Animation inhabituelle en ce samedi 4 novembre 2006 au lieu-dit le « Bois Monsieur ». Il y avait bien des chasseurs qui organisaient une battue dans le bois d’à côté, mais une grue et un tracteur non loin de là, suivis d’une cohorte de voitures au beau milieu d’une pâture, suscitaient la curiosité.

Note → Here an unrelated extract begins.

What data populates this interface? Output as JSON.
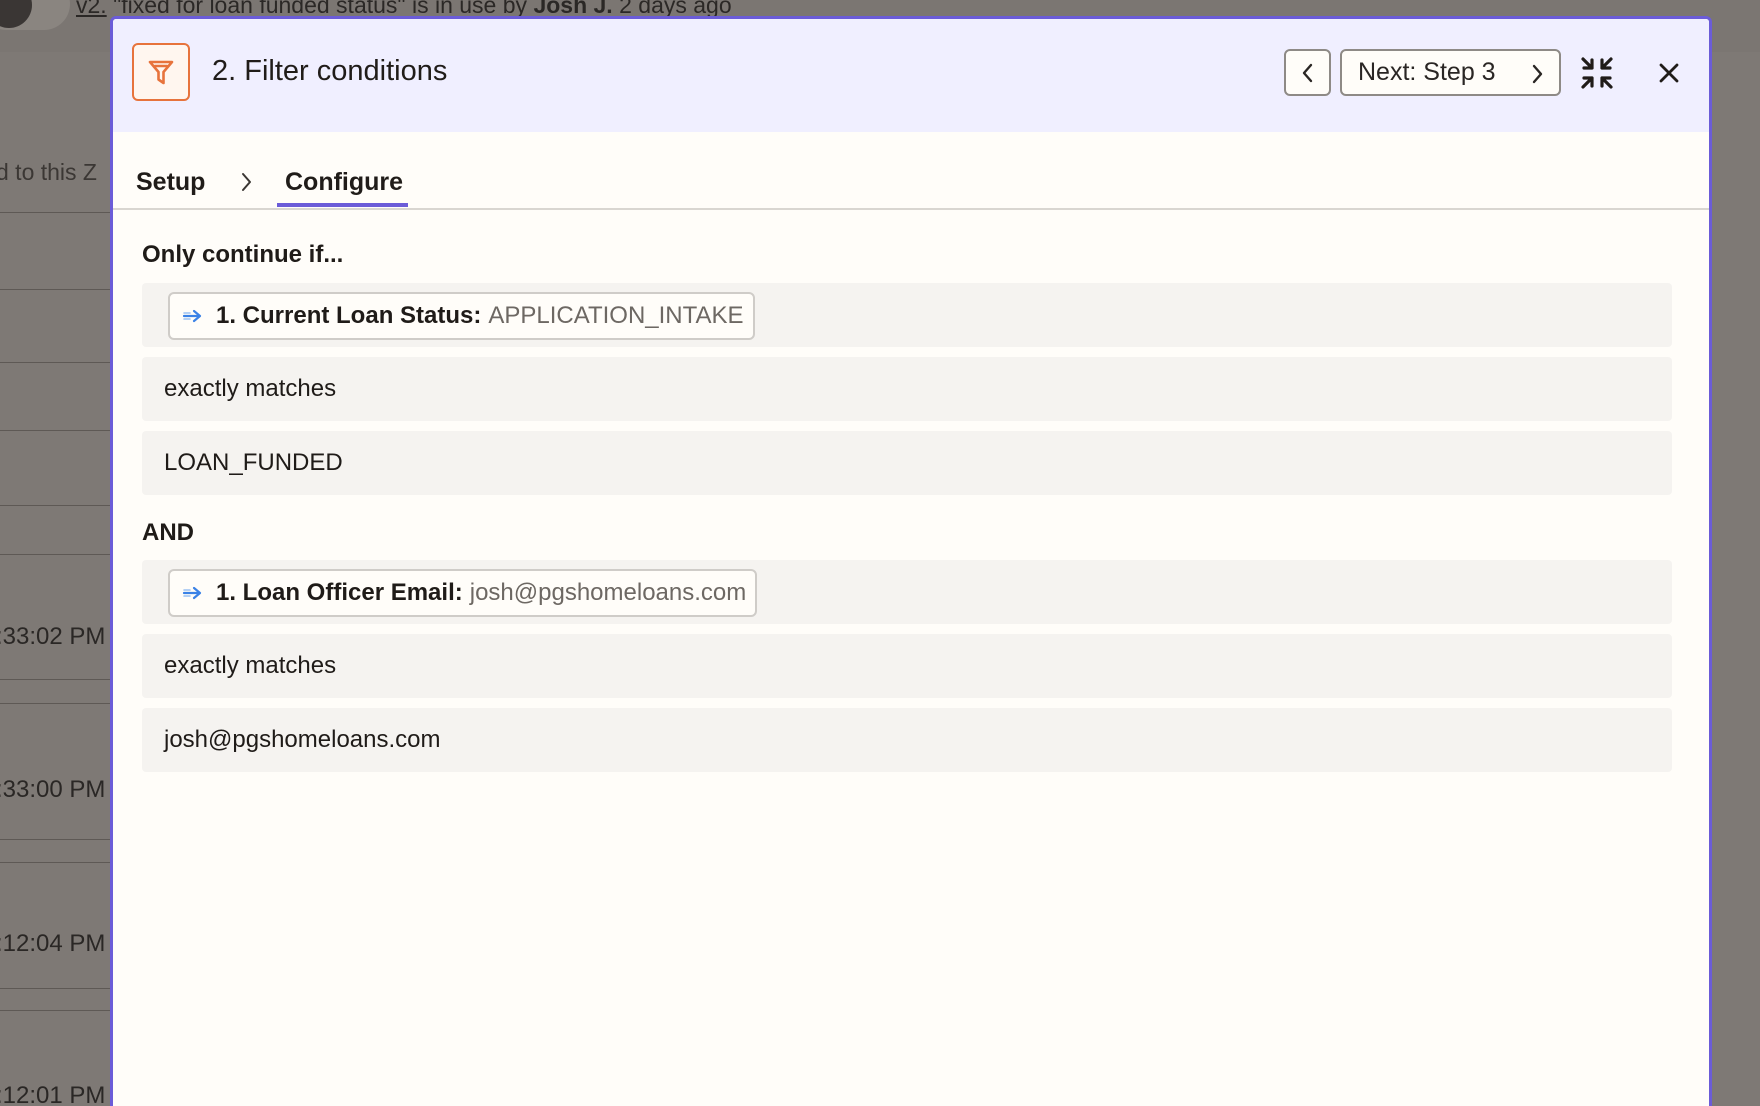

En effet, Pierre BEN, Président de l’association « Somme Aviation 39-45 » et une quinzaine de bénévoles ont envahi la pâture exploitée par M. Poirier pour effectuer des fouilles et récupérer les restes d’un avion allemand abattu au-dessus de Talmas, a priori en 1943.

M. Jean-Pierre DUCELLIER, historien doullennais, qui a déjà écrit plusieurs ouvrages sur les combats aériens dans le Nord de la France, était aussi présent sur les lieux. Avis de recherche

"Pierre BEN ( à gauche sur la photo) Président de l'Association Somme Aviation 39-45
L’association a eu vent de la présence de cet avion par Fabrice Fourdrain, qui passionné d’histoire et collectionneur d’objets des deux dernières guerres mondiales, participe occasionnellement aux travaux de fouilles entrepris par cette association dans la région.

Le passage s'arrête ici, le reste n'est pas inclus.